|Alan Morison and Chutima Sidasathian – ‘Brave enough to change’|
One morning last week I opened a link of an album shared by my friend Alan, a collection of photos he took at Phuket prison on an early morning surprise check by guards. I marveled at his usual strange angles and surprising shots, including a few of the rows of the prisoners’ flip-flops, lined up in tight rows just outside their equally tight sleeping quarters.
Alan, together with Khun Chutima (“Oi”), covered the story and took the photos – another day of bearing witness to some unpleasant realities of life in tropical Thailand. In their usual quick fashion, the story soon appeared on their website Phuketwan.com.
On December 24, they may revisit this prison, not as reporters covering the scene but as inmates. Facing serious charges under a controversial law, as they describe in their own report, “A captain acting on behalf of the Royal Thai Navy has accused two Phuketwan journalists of damaging the reputation of the service and of breaching the Computer Crimes Act.” The penalty is a maximum jail term of five years and/or a fine of up to 100,000, baht.
The charge stems from a Phuketwan article published on July 17 that cited a Reuters news agency special investigation on the Navy’s handling of Rohingya migrants.
I’d never heard of the Rohingya – a Muslim ethnic group that’s denied citizenship rights in Myanmar even though some have lived there for generations – until I started working with Phuketwan in late 2008.
They’d had a few tips from their Navy contacts that ever larger numbers of Rohingya men were fleeing Myanmar by sea and entering Thai waters. One officer said he’d hoped the UN could get involved to help with this problem. Alan and Khun Oi started pursuing the story and soon enough made some startling discoveries, which they later reported at length and continue to investigate today.
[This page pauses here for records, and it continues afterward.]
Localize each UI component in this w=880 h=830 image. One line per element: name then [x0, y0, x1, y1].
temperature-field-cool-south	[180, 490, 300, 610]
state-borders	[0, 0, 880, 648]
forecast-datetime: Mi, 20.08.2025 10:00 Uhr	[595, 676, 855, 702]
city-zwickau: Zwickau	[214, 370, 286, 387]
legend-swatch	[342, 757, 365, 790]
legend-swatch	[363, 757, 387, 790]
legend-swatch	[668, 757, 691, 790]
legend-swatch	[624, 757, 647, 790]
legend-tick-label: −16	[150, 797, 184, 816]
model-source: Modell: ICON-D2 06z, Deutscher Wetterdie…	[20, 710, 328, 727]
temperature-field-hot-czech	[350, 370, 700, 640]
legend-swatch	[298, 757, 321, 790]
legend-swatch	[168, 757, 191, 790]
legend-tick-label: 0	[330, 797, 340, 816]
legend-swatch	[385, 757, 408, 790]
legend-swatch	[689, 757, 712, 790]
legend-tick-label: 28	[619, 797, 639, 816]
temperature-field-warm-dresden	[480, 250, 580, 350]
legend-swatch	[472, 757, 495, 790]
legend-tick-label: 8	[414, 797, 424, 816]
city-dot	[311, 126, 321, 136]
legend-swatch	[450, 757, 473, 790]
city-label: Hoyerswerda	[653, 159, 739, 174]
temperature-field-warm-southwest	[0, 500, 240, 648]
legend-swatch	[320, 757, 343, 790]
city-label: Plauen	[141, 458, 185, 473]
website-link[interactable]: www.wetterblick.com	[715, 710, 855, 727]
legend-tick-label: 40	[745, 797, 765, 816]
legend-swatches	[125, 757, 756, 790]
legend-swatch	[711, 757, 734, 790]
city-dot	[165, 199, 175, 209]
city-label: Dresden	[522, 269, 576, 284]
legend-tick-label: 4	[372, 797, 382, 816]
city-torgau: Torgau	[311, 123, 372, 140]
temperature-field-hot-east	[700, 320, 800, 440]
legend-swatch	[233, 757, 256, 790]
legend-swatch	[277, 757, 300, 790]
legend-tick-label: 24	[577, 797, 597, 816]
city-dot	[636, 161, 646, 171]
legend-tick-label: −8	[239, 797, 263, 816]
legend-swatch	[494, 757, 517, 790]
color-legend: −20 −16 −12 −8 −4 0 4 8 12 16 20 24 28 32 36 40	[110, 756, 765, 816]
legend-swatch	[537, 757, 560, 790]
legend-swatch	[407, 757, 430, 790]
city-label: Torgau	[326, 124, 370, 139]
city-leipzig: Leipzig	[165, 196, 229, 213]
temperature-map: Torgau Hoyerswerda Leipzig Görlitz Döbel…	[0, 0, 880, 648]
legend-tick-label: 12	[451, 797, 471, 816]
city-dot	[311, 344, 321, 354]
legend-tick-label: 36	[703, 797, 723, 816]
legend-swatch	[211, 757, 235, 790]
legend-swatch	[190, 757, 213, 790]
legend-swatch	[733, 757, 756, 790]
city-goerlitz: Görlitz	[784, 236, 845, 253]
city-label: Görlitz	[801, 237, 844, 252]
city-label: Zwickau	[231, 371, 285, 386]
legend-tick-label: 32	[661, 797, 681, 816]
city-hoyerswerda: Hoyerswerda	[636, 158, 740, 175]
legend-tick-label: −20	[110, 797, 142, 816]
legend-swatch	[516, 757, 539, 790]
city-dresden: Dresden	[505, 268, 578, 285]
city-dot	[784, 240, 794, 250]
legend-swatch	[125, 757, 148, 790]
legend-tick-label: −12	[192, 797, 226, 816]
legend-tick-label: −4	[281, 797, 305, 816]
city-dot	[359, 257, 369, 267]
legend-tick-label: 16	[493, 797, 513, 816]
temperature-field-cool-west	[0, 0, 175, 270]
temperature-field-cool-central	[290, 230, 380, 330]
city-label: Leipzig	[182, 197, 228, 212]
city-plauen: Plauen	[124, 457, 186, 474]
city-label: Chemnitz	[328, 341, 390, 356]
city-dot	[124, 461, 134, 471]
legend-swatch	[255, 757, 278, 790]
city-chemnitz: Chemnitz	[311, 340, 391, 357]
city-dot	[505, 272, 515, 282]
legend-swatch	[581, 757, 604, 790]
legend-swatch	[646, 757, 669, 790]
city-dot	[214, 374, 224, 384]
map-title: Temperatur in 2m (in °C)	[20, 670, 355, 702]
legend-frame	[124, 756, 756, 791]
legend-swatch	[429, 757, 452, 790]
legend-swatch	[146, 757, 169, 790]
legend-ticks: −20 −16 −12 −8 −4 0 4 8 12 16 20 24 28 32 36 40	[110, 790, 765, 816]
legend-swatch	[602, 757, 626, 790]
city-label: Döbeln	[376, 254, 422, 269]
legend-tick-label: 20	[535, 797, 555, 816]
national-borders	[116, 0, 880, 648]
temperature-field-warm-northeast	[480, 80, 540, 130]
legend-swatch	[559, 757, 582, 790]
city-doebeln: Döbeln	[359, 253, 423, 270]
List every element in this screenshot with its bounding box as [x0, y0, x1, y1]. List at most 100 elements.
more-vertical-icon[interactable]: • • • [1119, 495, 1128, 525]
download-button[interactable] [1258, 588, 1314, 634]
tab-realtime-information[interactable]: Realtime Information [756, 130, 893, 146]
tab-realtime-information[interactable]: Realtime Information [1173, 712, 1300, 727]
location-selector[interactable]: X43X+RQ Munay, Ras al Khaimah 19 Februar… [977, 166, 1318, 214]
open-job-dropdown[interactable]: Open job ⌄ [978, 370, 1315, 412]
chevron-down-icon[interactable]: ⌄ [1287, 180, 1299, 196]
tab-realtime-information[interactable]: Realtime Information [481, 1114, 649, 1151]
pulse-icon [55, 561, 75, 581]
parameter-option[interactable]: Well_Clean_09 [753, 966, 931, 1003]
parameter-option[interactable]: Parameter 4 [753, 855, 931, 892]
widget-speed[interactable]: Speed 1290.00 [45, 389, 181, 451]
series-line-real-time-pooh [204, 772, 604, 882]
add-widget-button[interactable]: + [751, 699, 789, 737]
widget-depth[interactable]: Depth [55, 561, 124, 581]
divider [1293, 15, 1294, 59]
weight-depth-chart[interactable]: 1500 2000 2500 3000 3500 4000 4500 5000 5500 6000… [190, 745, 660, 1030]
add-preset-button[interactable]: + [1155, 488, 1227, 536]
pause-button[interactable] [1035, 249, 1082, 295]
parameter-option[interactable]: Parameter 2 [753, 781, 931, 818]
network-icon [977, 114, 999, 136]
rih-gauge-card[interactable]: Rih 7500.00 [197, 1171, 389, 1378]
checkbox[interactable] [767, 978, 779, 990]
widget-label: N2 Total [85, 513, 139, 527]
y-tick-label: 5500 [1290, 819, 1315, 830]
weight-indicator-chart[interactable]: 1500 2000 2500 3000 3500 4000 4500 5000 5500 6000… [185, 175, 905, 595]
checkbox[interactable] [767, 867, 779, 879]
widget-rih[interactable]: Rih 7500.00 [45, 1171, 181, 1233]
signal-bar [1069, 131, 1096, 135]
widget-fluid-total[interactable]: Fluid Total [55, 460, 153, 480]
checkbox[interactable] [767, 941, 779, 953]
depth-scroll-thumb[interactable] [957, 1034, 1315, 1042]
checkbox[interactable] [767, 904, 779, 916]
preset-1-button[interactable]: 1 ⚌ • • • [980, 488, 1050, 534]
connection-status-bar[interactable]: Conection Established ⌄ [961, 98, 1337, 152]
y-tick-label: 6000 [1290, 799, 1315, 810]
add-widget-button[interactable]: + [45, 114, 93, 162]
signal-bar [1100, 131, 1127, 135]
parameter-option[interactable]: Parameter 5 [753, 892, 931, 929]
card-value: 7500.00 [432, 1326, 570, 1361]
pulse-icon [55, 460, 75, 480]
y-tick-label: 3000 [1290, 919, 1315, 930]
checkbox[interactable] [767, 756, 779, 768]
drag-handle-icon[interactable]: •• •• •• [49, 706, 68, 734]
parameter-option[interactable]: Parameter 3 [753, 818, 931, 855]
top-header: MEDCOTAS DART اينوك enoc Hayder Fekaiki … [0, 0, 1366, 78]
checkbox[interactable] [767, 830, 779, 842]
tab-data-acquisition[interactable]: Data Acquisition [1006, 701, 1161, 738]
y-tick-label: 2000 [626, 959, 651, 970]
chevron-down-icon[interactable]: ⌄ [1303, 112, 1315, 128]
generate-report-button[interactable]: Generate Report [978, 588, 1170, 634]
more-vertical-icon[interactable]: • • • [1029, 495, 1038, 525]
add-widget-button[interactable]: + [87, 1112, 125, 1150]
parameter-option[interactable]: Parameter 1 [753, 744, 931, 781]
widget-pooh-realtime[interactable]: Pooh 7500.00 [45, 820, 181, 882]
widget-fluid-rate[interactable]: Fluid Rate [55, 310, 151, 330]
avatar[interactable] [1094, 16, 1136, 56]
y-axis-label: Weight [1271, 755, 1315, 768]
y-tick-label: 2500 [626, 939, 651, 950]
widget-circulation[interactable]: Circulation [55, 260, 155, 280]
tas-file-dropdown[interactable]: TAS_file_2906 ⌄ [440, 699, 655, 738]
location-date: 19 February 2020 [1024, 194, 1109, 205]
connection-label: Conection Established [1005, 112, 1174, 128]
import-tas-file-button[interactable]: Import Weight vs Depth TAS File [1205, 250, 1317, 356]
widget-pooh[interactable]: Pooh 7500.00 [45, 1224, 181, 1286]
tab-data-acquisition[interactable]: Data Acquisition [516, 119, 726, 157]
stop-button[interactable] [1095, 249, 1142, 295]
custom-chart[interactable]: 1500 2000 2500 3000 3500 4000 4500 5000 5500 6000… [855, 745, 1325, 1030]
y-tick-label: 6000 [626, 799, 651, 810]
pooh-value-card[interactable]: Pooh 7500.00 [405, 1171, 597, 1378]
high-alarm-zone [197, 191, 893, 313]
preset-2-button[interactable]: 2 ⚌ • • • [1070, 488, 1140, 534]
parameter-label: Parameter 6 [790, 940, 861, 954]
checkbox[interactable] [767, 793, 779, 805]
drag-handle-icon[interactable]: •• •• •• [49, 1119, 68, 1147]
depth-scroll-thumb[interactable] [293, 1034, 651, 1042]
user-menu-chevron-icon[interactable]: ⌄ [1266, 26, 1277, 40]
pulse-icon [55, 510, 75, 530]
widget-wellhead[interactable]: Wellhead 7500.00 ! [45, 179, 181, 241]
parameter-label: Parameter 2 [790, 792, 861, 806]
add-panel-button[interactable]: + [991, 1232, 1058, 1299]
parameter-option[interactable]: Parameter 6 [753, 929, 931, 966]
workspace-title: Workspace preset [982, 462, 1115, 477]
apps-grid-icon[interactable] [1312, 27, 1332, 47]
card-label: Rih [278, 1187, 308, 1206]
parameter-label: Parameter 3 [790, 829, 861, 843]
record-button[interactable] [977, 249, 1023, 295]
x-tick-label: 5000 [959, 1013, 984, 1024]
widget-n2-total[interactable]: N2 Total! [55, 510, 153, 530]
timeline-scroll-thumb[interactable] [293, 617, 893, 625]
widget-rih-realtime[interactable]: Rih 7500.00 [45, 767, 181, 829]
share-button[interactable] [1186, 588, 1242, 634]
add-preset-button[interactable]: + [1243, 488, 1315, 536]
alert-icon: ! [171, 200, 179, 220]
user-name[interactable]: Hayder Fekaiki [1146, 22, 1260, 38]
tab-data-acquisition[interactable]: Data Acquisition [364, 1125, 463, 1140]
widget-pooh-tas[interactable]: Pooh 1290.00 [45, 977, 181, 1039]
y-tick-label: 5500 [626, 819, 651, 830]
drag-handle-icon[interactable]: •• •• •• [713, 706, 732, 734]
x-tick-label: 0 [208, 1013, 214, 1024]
One of my most memorable moments with Phuketwan was the day an email came in from a source in the Navy that contained the images of Rohingya men being ‘processed’ on a beautiful white-sand beach in the Andaman region following their arrest. Rows of skeletal bodies lined up on the sand in tight rows under military guard is an image one never forgets.
The question of ‘What happens next’ to those captured in Thailand’s seas is one that’s still never been satisfactorily answered, and five years on things seem even less clear.
Nevertheless, Alan and Khun Oi have kept asking the questions, following the leads, doing the things that those who are committed to uncovering the truth are supposed to do.
‘Brave enough to change’ is the Phuketwan motto, which they certainly live by. I’ll admit I was not brave enough, and my short stint with Phuketwan ended in part because I felt I wanted to have a more peaceful life with my family, quite content to write instead about the sunnier side of life in Phuket and Thailand, and not get bogged down dwelling on all the bad things that go on here.
But of course silence does not equal peace. I live in peace, but I also live in fear. Fear not only for the safety and future of my journalist friends but for anyone wanting to speak up or shine a light on something that matters. Thanks to the efforts of Alan and Khun Oi, I and many Phuketwan readers have a fuller picture of life here, the good, the bad and the ugly — and understand that the white-sand beaches, jungles and sparkling seas of Thailand hold more secrets yet to be revealed.
They are among the few who have dared to look into those murky seas and jungles and write about what they see. I hope they’ll be given a chance to carry on with their work without fear or intimidation.